Enfin, prenons l’exemple de la Corée du Nord, où l’on parle beaucoup et où l’on sait peu de choses sur ce pays asiatique. Le pays est constamment présenté par la plupart des médias comme une dictature belliciste, sous le commandement de Kim Jung-Un, censée entretenir un peuple opprimé et affamé.
La vision occidentale d’un État belliqueux, principalement en raison de l’adoption explicite de la politique du “Songun” (priorisation du secteur militaire) est assez biaisée. Il n’est pas mentionné, du moins pas suffisamment, qu’il s’agit d’un territoire stratégique convoité par les États-Unis depuis la Seconde Guerre mondiale, notamment pour sa capacité à fermer l’encerclement avec la Chine, en s’ajoutant aux bases déjà établies au Japon, en Corée du Sud, à Guam, à Taïwan, à Singapour, pour n’en citer que quelques-unes.
Le peuple coréen veut la paix et la réunification du pays, à tel point qu’il déteste l’expression “Corée du Nord”, car ils croient qu’il n’y a qu’une seule Corée, qu’on a essayé de la construire à plusieurs reprises, que la révolution surgit précisément pour la libération du pays, et que tout le peuple coréen est prêt à donner sa vie, pour ne pas retomber dans l’asservissement étranger, que ce soit par le Japon, comme dans le passé, ou par les USA maintenant.
Les villes sont propres et les biens publics très bien entretenus, avec toutes les limites des ressources. Les services de base sont gratuits et universellement accessibles ; et même le problème urbain le plus courant, l’accès au logement, est inexistant. Avec le mariage, chacun reçoit du gouvernement une résidence qui n’est peut-être pas luxueuse, mais qui est sans aucun doute digne. Il n’y a pas de problème structurel sérieux de faim et de pénurie, contrairement à ce que prétend la contre-propagande occidentale.
Noam Chomsky, lors de sa rencontre avec Lula da Silva en 2018, a souligné que des mesures doivent être prises pour contrecarrer la concentration du pouvoir des médias de droite en Amérique latine (et en Occident et dans le Monde), car Lula lui a dit que pendant tout son mandat, il a subi des attaques constantes de la part des médias.
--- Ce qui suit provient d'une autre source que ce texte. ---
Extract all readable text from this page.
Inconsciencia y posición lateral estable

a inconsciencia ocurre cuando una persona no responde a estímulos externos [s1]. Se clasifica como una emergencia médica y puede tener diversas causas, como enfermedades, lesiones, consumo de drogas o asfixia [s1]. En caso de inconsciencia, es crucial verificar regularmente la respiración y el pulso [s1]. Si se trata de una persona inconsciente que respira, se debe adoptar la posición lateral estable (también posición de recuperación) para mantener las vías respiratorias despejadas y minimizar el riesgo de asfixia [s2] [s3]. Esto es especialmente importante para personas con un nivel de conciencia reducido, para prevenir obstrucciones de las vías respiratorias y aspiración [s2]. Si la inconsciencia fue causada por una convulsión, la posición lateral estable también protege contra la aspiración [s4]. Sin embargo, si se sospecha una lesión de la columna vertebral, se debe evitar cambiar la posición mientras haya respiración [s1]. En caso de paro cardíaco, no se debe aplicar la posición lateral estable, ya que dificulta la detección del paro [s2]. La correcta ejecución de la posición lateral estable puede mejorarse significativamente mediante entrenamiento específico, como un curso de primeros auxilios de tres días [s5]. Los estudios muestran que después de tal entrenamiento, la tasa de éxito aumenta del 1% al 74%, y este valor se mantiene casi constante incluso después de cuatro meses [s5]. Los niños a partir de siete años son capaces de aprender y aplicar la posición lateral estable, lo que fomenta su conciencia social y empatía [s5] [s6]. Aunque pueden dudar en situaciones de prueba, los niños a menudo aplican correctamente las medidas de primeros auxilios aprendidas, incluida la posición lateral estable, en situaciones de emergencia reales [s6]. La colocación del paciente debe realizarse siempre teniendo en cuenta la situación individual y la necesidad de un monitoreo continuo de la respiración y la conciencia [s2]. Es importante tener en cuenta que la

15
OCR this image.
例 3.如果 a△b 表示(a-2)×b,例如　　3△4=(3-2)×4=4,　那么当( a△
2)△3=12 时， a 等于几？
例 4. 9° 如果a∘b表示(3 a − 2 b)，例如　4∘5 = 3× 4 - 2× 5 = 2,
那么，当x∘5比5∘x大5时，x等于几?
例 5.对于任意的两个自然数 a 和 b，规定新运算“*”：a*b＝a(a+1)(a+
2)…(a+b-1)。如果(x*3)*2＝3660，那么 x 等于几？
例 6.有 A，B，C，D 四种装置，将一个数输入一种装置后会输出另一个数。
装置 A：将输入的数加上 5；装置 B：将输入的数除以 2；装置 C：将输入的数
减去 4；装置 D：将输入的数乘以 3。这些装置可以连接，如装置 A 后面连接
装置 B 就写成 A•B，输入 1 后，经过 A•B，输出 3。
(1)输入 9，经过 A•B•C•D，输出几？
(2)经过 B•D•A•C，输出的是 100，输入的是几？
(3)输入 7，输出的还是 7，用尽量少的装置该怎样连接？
Il y a eu des milliers d’attaques, venant de toutes les directions, ce qui, bien sûr, sème la confusion et mine l’opinion publique. Comment faire ? Comment le contrer ? Cela est un sujet pour un autre article.
Nous concluons en soulignant, par une phrase peut-être banale, mais vraie, que l’assaut des grands médias est, dans une large mesure, contre la liberté d’expression.